Friday, October 21, 2016


Over the years, there have been many actors who proved to be just as talented behind the camera as they were in front of it. Way back when, Orson Welles and Alfred Hitchcock set the template, and following in their footsteps were big-time names such as Redford, Gibson, Foster, Eastwood, and Affleck. Here in 2016, fan-favorite actor Ewan McGregor gives the director’s chair a try for the first time; tackling the award-winning and heralded novel, AMERICAN PASTORAL.

Nathan (David Strathairn), attends his 45th high school reunion and learns the fate of an alumnus, Seymour “Swede” Levov (McGregor), who was a star athlete, war hero, and successful businessman. Swede marries his high school sweetheart Dawn (Jennifer Connelly), and they have one daughter, Merry (Dakota Johnson)…who eventually joins a violent movement against the war in Vietnam and tears her family apart.

AMERICAN PASTORAL is a film which has many balls in the air. On the surface, it’s a story about Merry and her eagerness to belong to something. The early goings of the film take us through her early years in which she developed a stutter, and her very close relationship with her father. As one incident leads to another and the war in Vietnam escalates, Merry rebels against the perfect American-dream lifestyle that her parents have built…and goes into an ongoing angry protest-mode with eventual deadly consequences. It’s a study on the American dream and how insolated it can be from real-world problems. Deeper than that, it’s explores the unraveling of a family and how parents react to a child who hates their guts and vanishes for years at a time…with Swede remaining steadfast for his want to get his daughter back and Dawn falling apart before putting the past behind her.

While the groundwork is solid, McGregor’s inexperienced hand behind the camera is evident. Instead of the gentle touch that the material seems to be begging for, McGregor uses a machete instead of a scalpel. Scenes feel cobbled together, choppy, and don’t flow naturally. Actors blurt out their lines as if they’re on a stage yelling at the cheap-seats, and the dialogue is painfully ordinary and often overstates the obvious. Overall there’s a blandness to the film; scenes which should be drawing emotional punches just come and go with no impact, and Merry is portrayed as such an unlikeable brat it’s hard not to hope for her to get run over by a truck.

Aside from everyone yelling everything out loud, acting is all over the place. McGregor mis-casts himself as the lead, not looking or sounding anything like a Jewish-American and his British accent often sneaks back in. Jennifer Connolly has just as many moments of cardboard acting as she does amazing, with a long, unbroken shot of her unraveling the highlight of the film. Dakota Johnson is fine, but her stutter is not convincing and it often sounds like she’s mocking someone. David Strathairn is excellent as always, and the show is stolen by first-timer Ocean James, who in playing Merry at age eight, does a better job than Fanning at selling the stutter.

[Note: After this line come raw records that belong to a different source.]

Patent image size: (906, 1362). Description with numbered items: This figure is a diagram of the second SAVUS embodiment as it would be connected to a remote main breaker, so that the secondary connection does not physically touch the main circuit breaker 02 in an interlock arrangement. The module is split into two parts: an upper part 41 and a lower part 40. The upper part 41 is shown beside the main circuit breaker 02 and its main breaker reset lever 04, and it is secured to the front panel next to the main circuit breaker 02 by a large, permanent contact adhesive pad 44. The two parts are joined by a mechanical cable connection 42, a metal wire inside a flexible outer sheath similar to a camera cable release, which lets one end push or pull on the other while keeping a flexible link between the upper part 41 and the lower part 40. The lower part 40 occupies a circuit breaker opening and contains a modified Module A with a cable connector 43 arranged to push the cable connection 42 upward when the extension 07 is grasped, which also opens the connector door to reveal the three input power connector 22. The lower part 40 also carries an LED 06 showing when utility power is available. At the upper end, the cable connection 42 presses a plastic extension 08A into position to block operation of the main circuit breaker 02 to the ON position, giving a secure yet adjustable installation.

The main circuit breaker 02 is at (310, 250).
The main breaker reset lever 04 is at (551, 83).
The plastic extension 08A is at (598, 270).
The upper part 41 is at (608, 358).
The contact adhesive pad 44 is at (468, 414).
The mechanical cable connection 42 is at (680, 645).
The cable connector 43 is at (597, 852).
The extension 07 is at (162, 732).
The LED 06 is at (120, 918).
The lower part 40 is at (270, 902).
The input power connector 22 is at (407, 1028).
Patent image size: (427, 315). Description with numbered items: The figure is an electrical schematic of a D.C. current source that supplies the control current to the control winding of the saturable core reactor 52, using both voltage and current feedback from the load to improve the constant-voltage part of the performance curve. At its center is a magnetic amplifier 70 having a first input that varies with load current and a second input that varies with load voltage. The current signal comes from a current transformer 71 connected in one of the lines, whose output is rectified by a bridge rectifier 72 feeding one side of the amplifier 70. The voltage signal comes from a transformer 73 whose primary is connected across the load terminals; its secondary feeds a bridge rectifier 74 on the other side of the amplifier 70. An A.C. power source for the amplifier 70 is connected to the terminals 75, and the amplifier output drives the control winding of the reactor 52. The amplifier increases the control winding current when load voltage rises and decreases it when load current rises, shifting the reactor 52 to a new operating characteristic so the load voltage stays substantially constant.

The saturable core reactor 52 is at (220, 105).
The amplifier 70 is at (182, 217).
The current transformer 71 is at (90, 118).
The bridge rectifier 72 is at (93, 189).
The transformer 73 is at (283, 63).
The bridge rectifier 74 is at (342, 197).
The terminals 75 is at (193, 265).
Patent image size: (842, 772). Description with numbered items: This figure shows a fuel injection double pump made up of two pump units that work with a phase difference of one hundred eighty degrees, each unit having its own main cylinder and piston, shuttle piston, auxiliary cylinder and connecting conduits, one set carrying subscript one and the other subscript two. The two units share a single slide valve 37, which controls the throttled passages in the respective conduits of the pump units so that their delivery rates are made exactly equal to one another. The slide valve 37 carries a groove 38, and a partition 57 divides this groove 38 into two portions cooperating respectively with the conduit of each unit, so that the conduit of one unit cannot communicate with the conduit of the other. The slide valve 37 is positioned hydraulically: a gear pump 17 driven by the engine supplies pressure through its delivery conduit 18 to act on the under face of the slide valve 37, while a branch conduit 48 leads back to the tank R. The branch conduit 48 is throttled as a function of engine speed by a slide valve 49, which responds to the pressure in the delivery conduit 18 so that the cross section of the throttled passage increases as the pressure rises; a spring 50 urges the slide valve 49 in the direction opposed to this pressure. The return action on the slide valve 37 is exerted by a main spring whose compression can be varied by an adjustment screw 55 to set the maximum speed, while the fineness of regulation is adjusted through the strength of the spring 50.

The finale goes for a big emotional wallop but misses badly, and instead ends very awkwardly with little feeling of resolution for any character. It’s hard to tell if McGregor was better off acting in this and giving up the chair, or if he should have been behind the camera the whole time…as AMERICAN PASTORAL comes off as very unbalanced. Its coasts along thanks to the strength of the source material, which feels like it needs a whole lot more than what’s seen here.